Secondly is the socio-economic benefit. The African-American community can play a huge part in the prosperity of the continent by starting up or investing in businesses that will bring socio-economic change and employ more people on the continent. Advancing US-Africa trade, investment, and technology in Africa would unlock massive economic growth and increased prosperity for both regions.
What future plans do you have that involve cryptocurrency?
We support our customers and help them in countries where they are compliant with the regulations. We are excited to explore diverse use cases of our solutions across the world and across various sectors in compliance with regulations guiding such sectors and countries. Our future plans include working with all stakeholders to better understand and use the technology in a way that protects the consumers.
What advice do you have for those in the Diaspora that are interested in entering the rapidly growing tech startup space in Nigeria?
Just do it!
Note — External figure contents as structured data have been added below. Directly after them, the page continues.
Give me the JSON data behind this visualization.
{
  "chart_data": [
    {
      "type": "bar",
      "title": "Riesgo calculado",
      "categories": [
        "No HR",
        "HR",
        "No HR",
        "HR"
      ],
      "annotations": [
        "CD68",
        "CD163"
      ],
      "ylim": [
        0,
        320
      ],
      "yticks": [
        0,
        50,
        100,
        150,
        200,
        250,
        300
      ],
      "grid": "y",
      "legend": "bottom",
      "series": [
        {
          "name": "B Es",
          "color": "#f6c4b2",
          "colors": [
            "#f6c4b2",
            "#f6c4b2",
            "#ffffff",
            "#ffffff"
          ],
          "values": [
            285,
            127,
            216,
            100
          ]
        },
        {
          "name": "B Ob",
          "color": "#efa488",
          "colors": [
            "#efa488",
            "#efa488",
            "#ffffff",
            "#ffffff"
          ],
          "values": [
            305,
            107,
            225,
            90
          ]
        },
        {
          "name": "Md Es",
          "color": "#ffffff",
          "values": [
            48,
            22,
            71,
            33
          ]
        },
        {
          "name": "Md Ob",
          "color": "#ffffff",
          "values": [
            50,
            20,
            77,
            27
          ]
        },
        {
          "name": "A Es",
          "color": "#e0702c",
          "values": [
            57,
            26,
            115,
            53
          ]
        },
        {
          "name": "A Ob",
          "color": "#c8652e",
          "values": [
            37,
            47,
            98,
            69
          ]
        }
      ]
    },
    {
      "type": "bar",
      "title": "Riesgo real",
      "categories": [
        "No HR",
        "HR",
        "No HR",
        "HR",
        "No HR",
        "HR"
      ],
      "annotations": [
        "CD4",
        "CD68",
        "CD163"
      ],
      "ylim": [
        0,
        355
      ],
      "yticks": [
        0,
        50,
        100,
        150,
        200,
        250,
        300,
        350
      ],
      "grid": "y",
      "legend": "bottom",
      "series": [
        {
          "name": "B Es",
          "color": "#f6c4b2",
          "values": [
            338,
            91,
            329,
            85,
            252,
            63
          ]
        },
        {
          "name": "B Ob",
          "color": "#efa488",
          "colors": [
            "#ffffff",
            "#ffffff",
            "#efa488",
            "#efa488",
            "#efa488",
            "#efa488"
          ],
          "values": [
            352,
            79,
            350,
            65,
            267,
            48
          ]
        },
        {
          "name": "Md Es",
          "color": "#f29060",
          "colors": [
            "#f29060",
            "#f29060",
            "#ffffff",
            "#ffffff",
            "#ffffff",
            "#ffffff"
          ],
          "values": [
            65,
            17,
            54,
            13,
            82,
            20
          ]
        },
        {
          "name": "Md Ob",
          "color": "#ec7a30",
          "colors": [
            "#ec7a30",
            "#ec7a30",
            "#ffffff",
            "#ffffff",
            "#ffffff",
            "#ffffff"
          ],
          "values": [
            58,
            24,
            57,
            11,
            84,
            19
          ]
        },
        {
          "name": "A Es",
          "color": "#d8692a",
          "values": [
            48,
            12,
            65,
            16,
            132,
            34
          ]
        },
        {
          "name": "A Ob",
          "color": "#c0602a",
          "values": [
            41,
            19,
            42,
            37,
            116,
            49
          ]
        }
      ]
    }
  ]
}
Through skill share, knowledge share, and investments in the tech ecosystem, the African diaspora can help unlock some of the continent’s full potential. The best time to invest in Africa was a few years back.
The second best time is now. The continent is on the fast track in building cutting edge technologies across healthcare, payments, logistics, e-commerce and the market is readily available.
The regulators are also learning fast and catching up with the speedy innovations on the continent. Africa is rich in talent; the diaspora should consider looking inward for talents that can help build, run and scale their businesses.